On 2013-04-30 2:05 AM, Angel L. Mateo <amateo@um.es> wrote:
El 30/04/13 03:28, Tim Groeneveld escribió:
I am wondering about mail deduplication. I am looking into the possibility of seperating out all of the message bodies with multiple parts inside mail that is recived from
dovecot
and hashing them all.The idea is that by hashing all of the parts inside the email, I will be able to ensure that each part of the email will only be saved once.
This means that attachments & common parts of the body will only be saved once inside the storage.
How achievable would this be with the current state of dovecot? Would it even be worth doing?
I asked the same question recently. As Timo responsed at
http://kevat.dovecot.org/list/dovecot/2013-March/089072.html it seems that this feature is production stable in recent versions of dovecot.
And I think it is worth. My estimations (with just about 10 users
of my organization, they are no accurate) is that you can save more than 30% of total mail storage.
To configure it you need to use options:
- mail_attachment_dir
- mail_attachement_min_size
- mail_attachment_fs
- mail_attachment_hash
This only dedupes attachments - which, in my opinion, is the only part of deduplicating email that is really worth it.
Yes, you might be able to recapture a miniscule amount of storage space as a percentage of total mailstore size by deduping the other mime parts (headers, body, etc), but the complexity of doing this for each message part in my opinion overkill, way too error-prone for my comfort level, and just not enough bang for the buck.
Deduping attachments on the other hand can have a dramatic impact (depending on your system usage and requirements), and is reliable enough to make it well worth it for some.
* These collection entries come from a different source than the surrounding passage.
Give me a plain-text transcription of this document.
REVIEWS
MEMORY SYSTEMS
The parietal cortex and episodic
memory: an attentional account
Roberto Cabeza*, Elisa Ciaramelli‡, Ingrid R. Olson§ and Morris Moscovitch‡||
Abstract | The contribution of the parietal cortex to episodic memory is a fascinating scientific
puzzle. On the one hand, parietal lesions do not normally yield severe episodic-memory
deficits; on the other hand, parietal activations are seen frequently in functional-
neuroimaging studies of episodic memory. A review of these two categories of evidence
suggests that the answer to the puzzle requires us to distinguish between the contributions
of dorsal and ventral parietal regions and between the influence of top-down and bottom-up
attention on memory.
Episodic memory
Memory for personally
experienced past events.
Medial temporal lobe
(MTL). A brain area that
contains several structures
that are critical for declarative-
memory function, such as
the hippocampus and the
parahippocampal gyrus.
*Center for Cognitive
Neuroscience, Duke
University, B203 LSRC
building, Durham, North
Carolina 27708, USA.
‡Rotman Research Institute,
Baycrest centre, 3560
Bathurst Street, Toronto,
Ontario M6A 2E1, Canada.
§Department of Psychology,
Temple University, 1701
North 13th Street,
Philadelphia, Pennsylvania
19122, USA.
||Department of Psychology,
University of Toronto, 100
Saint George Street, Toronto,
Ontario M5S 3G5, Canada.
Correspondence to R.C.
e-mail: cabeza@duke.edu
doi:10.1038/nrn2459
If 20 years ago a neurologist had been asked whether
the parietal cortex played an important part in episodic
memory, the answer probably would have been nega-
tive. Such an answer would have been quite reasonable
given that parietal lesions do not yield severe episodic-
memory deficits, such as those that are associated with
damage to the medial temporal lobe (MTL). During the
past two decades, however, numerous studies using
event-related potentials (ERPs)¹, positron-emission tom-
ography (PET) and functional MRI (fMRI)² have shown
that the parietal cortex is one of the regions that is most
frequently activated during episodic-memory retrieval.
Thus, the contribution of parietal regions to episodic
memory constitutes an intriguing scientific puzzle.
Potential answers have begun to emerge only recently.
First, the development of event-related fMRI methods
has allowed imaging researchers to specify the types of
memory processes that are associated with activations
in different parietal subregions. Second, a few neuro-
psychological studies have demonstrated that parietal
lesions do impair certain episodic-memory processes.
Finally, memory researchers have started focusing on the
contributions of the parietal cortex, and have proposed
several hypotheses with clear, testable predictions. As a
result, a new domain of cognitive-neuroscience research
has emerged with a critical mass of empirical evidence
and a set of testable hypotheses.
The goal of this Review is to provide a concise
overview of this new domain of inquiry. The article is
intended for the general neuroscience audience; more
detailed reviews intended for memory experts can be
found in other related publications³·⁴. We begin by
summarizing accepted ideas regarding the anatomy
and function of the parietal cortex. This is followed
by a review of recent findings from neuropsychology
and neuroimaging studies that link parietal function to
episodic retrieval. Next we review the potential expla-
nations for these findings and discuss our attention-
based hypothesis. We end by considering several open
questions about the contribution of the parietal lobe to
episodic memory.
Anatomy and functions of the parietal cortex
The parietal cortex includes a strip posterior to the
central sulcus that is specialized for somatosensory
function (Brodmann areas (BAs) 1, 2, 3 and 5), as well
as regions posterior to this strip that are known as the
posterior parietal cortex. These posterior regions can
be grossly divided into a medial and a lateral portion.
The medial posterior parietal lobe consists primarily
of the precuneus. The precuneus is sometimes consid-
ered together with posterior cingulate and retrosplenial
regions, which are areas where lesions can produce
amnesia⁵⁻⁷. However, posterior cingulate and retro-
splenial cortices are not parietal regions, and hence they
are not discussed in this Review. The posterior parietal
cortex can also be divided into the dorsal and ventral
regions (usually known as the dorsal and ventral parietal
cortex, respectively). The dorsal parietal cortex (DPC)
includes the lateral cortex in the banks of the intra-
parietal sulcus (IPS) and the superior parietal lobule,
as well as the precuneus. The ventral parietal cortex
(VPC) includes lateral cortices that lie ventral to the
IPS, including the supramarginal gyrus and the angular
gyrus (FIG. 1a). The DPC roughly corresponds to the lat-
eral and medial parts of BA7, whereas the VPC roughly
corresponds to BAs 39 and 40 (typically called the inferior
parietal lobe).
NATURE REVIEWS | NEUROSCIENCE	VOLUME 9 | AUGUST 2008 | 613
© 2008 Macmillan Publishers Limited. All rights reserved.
I am expecting at least a 40-60% reduction in our storage when I implement this on my new server soon (will report back once it is completed). We use a lot of large attachments, and our idiot users save multiple copies, resending the same one sometimes many multiple times to different people (so, maybe 3 or sometimes even 10+ copies of the same 20MB attachment in their Sent folder).
Anyway, thats my .02
--
Best regards,
Charles